Diaz rests the book on the lid of his pot belly, round as his head is bald. He tugs the antique leather-bound cover open to find the contemporary hand-written inscription:
US President Lyndon B. Johnson’s personal message is dated three weeks after the 1964 coup that installed Barrientos as Bolivia’s president. Diaz masks his disgust with a long puff on his Cohiba and replaces the volume.
Chile and Bolivia broke off official relations in 1962, years before Diaz was sent by Chile to quietly negotiate their reopening. “You Bolivianos have such light-headed views.
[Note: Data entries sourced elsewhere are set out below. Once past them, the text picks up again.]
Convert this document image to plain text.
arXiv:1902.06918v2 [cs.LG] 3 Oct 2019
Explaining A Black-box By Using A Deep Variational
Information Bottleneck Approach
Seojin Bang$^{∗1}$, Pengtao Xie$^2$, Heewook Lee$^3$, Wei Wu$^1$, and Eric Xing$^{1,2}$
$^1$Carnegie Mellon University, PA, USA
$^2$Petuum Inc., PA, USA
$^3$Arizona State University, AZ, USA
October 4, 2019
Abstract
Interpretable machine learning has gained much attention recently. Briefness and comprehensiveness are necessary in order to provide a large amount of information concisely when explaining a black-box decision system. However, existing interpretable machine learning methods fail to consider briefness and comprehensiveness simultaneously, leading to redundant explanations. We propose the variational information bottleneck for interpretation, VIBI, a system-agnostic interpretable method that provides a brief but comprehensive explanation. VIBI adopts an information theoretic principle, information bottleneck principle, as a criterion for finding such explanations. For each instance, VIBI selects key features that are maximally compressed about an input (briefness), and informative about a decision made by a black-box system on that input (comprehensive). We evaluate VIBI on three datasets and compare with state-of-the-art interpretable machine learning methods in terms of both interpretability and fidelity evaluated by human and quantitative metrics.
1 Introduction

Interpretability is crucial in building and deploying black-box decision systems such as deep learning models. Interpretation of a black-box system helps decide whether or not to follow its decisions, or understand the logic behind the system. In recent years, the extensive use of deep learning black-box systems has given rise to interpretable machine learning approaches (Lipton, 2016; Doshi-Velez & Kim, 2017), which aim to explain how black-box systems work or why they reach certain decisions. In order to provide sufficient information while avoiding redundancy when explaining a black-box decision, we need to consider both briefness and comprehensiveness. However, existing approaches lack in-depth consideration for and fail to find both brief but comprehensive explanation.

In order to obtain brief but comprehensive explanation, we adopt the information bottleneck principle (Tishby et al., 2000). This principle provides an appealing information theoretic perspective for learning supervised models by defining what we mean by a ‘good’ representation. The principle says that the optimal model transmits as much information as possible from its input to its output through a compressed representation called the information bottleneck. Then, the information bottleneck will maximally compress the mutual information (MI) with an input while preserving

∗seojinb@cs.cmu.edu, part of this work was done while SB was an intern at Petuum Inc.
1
Perhaps it is because La Paz indeed touches the sky.”
“Baja la música. Turn down the music,” Barrientos grunts to an aide who obeys immediately.
Diaz is disappointed; the turntable is spinning one of his favourites: Lucho Gatica singing the bolero hit Bésame Mucho. The orchestra played it five times at both of his wedding receptions—the first in La Paz and the other in Santiago. Oh, the tedious lengths an envoy must endure if he marries a local girl. Despite the cheerless outcome of that politically convenient tryst, he still loves the song.
Bésame, (Kiss me,)
bésame mucho, (Kiss me a lot,)
como si fuera esta noche, (As if tonight…)
la última vez, (…is the last time.)
“Hernandez,” continues the President, one of only two present with no moustache but possessing the gravitas to interrupt Diaz using his first name, “The music is like the poetry, si? It can sometimes be prescient.” Barrientos tips his widow’s peak lightly as if signalling a farewell. Diaz doesn’t quite follow, but sees the others understand.
He almost lets his suspicion screw up the folds in his pudgy face, but he restrains it and forces a smile, allowing Barrientos to continue uninterrupted.
“Why do you tell such stories, Dr Diaz? Maybe it is because you Chileans get to enjoy the sea air that Bolivians cannot. Is it so fanciful that Chile should restore to our beloved country her legitimate rights to her Pacific coast?”